Professor David Wolff teaches the history of Russia at the Slavic-Eurasian Research Center of Hokkaido University. Russian history is the glue that connects all the pieces of Slavic Eurasia, since the long centuries as a great power allowed Russia to extend its influence and control over the whole northern tier of Eurasia. It is the largest country in the world and when it was the Soviet Union, it was even larger. In alternate years, Professor Wolff teaches “Imperial Russian History” from Peter the Great until the Russian Revolution or “Twentieth Century Russia,” with a focus on the Soviet experience. These two courses are open to Hokkaido University graduate students with good English skills, since both of these courses are offered as part of the kokusai kamoku.

Professor Wolff believes that it is important for every student to learn to think historically. This means learning to put events and processes into logical order to make clear which forces create which outcomes. Not only will historical thinking teach students to understand what is happening in the newspaper, but it will also teach students how to recognize when important information is missing in the newspaper. Historians learn how to fill in the blanks, both in the past and the present. We collect many materials, but we can never collect them all.

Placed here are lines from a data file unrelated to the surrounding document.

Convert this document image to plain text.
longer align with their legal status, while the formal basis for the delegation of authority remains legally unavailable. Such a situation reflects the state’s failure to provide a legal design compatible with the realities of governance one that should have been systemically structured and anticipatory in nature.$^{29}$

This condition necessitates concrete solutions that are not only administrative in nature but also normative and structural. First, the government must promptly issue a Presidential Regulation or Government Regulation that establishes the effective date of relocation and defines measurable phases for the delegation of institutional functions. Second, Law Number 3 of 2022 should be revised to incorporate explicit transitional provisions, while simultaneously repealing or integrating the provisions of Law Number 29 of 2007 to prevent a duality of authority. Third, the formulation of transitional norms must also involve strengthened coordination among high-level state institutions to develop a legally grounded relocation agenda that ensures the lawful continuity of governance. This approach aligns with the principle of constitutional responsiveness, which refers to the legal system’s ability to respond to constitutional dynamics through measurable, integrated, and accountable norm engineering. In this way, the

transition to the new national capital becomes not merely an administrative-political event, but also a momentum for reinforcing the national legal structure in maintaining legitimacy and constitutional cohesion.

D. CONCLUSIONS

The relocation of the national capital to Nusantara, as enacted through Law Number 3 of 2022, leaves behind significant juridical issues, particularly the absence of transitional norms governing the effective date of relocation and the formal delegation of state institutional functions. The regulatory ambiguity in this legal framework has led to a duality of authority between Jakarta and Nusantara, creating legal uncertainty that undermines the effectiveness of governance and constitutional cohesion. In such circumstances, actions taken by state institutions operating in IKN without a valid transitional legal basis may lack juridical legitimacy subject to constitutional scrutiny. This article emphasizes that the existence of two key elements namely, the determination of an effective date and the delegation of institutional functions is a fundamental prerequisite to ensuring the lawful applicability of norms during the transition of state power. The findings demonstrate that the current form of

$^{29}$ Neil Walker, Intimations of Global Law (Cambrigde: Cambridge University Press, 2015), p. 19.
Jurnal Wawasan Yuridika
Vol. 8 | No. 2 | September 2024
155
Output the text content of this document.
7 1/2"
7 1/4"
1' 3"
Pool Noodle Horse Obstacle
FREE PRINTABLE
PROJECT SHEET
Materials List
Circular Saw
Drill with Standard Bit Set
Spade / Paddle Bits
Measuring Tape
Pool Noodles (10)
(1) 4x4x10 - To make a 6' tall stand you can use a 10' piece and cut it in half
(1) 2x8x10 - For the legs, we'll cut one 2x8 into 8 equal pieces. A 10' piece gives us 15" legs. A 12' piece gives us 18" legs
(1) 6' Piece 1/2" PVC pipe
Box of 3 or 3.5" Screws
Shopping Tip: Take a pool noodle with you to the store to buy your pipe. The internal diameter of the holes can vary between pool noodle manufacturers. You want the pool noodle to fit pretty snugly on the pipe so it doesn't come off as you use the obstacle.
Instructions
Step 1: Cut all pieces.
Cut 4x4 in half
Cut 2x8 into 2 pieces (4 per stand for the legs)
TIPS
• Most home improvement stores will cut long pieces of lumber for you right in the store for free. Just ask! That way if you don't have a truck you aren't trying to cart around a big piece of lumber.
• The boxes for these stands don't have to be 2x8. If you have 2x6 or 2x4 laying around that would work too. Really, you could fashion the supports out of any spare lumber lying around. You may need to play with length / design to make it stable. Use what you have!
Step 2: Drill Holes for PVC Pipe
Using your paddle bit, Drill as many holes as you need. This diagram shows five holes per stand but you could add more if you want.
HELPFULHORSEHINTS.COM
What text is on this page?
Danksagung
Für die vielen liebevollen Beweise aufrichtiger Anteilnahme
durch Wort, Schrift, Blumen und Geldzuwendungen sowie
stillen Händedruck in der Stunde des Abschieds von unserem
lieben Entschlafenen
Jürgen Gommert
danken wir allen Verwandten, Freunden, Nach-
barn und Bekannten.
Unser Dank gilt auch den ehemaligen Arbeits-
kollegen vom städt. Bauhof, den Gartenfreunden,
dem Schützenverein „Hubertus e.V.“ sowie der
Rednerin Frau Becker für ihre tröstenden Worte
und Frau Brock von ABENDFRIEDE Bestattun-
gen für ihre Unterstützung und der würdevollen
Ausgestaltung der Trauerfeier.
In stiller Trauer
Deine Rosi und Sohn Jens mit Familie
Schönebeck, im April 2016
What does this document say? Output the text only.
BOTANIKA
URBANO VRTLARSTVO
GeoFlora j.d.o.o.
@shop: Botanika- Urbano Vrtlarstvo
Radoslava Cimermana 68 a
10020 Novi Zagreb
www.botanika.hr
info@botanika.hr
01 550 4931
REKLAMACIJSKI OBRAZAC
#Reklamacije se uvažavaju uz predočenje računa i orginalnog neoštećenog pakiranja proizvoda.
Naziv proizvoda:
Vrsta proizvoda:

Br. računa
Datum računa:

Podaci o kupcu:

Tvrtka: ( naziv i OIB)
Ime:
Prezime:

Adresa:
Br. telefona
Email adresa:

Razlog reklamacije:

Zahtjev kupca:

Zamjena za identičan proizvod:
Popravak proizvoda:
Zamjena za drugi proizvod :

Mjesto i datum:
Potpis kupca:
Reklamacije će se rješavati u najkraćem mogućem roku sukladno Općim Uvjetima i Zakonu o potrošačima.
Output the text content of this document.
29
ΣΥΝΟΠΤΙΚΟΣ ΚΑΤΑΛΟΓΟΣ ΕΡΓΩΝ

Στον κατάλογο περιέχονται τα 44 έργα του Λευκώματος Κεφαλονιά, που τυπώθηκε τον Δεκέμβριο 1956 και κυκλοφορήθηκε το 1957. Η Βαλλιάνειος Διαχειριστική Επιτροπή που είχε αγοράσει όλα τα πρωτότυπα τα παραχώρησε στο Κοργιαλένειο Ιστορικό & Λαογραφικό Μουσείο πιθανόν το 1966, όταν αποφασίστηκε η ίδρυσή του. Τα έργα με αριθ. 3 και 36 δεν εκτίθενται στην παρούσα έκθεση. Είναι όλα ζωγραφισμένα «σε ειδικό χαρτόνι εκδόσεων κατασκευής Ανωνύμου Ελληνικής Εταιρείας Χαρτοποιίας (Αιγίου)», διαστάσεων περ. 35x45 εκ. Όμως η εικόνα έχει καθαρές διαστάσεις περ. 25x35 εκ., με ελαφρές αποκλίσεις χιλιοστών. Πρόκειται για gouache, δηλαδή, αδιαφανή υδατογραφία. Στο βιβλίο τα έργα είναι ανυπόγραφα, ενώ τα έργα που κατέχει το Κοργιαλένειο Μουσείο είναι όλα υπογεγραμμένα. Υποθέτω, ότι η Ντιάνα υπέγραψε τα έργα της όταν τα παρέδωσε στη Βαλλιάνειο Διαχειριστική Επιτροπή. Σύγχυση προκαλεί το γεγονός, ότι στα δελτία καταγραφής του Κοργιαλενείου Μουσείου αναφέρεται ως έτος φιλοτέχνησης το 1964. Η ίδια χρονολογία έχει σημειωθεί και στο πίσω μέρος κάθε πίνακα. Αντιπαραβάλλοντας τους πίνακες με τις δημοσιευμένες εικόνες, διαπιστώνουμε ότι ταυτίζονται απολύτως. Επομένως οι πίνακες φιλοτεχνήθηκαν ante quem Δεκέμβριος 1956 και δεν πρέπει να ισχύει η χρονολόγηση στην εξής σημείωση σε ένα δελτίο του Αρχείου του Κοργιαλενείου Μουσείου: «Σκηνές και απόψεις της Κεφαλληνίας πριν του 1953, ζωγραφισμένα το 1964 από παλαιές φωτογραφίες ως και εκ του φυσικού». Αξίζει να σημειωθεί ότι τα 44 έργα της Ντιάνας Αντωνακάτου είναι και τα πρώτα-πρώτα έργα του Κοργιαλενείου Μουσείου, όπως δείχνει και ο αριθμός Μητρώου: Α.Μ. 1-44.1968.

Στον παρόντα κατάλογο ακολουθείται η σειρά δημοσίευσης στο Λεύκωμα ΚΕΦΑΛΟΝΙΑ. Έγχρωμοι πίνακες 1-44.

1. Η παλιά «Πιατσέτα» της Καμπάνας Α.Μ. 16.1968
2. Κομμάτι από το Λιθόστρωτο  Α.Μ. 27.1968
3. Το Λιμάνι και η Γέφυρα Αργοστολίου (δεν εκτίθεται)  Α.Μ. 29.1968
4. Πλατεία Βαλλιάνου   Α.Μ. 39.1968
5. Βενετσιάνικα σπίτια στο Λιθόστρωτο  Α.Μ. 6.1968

For students who wish to get a taste of what it means to think like a historian, I recommend reading E. H. Carr’s book What is History? Professor Carr was a British diplomat, who later became the first great specialist on the Soviet Union. He thought a lot about the relationship between the past and the present and the future. Does the past determine the present? Does the present influence how we write the past? Can we predict the future at all? By reading his book, you too can understand the connections between history, politics and philosophy.